Yutaka Aihara.com相原裕ウェブギャラリー

note

週末 漠然と新作のことを考える
週末のNOTE(ブログ)には創作活動のことを書いています。現在作っている陶彫立方体は今年7月の個展で最終発表形態になり、2年間続いた連作が終わります。それを意識し始めてから、次の新作のことが頭から離れられなくなっています。新作イメージは時間を選ばず、ふと湧いてきたり、天から降ってくることもありますが、自分の造形思考とも関わりがあって、発掘シリーズの基盤が常に脳裏にあるのです。地上から掘り込まれた場所にマイナスの空間が存在し、地中の遮られた内部に造形が緊密に連なっているイメージが私にはあります。それは私にとって決して新しいものではありません。初期作品から今までずっと私はそうした空間を作ってきたからで、そのバリエーションが新しい空間を創出させて新作になると思っています。まだ全体把握は出来ませんが、漠然とした何かが私の中で芽生え始めていると言っていいでしょう。
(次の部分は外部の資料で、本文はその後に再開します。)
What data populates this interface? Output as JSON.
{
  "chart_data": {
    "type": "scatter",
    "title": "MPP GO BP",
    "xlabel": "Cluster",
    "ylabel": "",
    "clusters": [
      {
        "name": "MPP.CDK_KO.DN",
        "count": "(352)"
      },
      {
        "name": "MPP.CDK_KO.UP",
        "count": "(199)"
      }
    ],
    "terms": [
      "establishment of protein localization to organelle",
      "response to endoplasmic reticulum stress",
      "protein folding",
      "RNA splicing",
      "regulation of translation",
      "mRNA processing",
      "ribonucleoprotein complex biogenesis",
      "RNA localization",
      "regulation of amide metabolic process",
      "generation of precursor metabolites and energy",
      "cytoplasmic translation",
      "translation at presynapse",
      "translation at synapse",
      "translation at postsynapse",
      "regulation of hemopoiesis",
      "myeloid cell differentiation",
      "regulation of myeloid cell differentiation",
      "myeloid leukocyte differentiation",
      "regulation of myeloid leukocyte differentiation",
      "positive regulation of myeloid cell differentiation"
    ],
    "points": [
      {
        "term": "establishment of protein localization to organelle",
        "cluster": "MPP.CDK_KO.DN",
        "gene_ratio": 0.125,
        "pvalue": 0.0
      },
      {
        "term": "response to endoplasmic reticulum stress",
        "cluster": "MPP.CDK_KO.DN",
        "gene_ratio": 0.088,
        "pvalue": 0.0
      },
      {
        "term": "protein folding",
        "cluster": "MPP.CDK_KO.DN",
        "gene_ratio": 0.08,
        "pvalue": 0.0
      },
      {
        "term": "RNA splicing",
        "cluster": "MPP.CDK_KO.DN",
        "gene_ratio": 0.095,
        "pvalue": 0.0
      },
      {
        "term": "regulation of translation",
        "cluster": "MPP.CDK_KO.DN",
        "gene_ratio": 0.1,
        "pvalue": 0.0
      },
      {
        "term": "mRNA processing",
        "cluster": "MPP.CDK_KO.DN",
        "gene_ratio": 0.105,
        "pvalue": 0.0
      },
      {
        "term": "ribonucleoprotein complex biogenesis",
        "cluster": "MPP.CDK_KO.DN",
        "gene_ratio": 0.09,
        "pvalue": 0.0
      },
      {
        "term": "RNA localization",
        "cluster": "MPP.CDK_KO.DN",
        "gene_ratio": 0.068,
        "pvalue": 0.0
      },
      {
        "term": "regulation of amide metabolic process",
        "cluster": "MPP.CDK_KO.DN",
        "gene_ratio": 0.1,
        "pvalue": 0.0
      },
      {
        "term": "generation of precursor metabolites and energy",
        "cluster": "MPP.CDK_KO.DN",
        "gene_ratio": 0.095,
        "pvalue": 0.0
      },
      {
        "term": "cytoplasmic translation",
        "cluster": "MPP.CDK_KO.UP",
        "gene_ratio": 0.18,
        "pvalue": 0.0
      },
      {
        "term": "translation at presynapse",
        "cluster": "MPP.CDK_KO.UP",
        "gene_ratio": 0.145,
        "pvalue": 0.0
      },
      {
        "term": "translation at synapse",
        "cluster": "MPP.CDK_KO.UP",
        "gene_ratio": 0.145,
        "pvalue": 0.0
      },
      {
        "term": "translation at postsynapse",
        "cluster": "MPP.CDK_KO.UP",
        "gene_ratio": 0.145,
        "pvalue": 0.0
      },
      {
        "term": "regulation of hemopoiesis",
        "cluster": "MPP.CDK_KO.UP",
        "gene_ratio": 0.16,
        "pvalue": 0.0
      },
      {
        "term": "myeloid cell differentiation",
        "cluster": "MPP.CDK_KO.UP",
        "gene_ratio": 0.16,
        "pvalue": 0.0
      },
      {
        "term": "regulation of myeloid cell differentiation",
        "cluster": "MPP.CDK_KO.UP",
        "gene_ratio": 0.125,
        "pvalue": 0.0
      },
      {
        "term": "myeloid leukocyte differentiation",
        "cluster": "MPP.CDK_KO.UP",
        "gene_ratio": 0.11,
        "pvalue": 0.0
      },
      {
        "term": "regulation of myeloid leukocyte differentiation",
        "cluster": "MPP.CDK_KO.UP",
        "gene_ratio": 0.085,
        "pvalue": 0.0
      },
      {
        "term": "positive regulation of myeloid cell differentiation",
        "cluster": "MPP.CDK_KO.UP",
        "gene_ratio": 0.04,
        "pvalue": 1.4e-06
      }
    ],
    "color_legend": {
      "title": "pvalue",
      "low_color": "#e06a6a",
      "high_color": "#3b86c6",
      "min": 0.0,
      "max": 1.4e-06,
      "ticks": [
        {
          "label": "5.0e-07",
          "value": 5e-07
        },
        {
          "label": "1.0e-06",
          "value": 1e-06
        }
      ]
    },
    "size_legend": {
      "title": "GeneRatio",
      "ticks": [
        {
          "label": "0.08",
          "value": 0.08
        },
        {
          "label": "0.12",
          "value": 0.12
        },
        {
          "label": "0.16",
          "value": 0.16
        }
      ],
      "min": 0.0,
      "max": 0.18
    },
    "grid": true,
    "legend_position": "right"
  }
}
そう考えると私の作品は解放空間ではなく、閉塞された場所で展開される埋蔵空間とも言えます。私はいずれ自分が入っていく棺を想定しているのかもしれず、自分の心を安定・安住させるために、地中に架空都市を作っているのだろうと考えます。古代ギリシャで創造された均整のとれた人体彫刻を、私は不完全ながら20代でやめました。明るい陽光のもとに人体を晒す彫刻は、私の資質に合わなかったばかりではなく、私の成育歴にそんな文化がなかったのが原因です。私は発掘された出土品の方が自分には身近なのです。自分にとって自然な造形イメージが発掘シリーズと言えます。今後漠然としたイメージは次第に具体性を持ってくると信じています。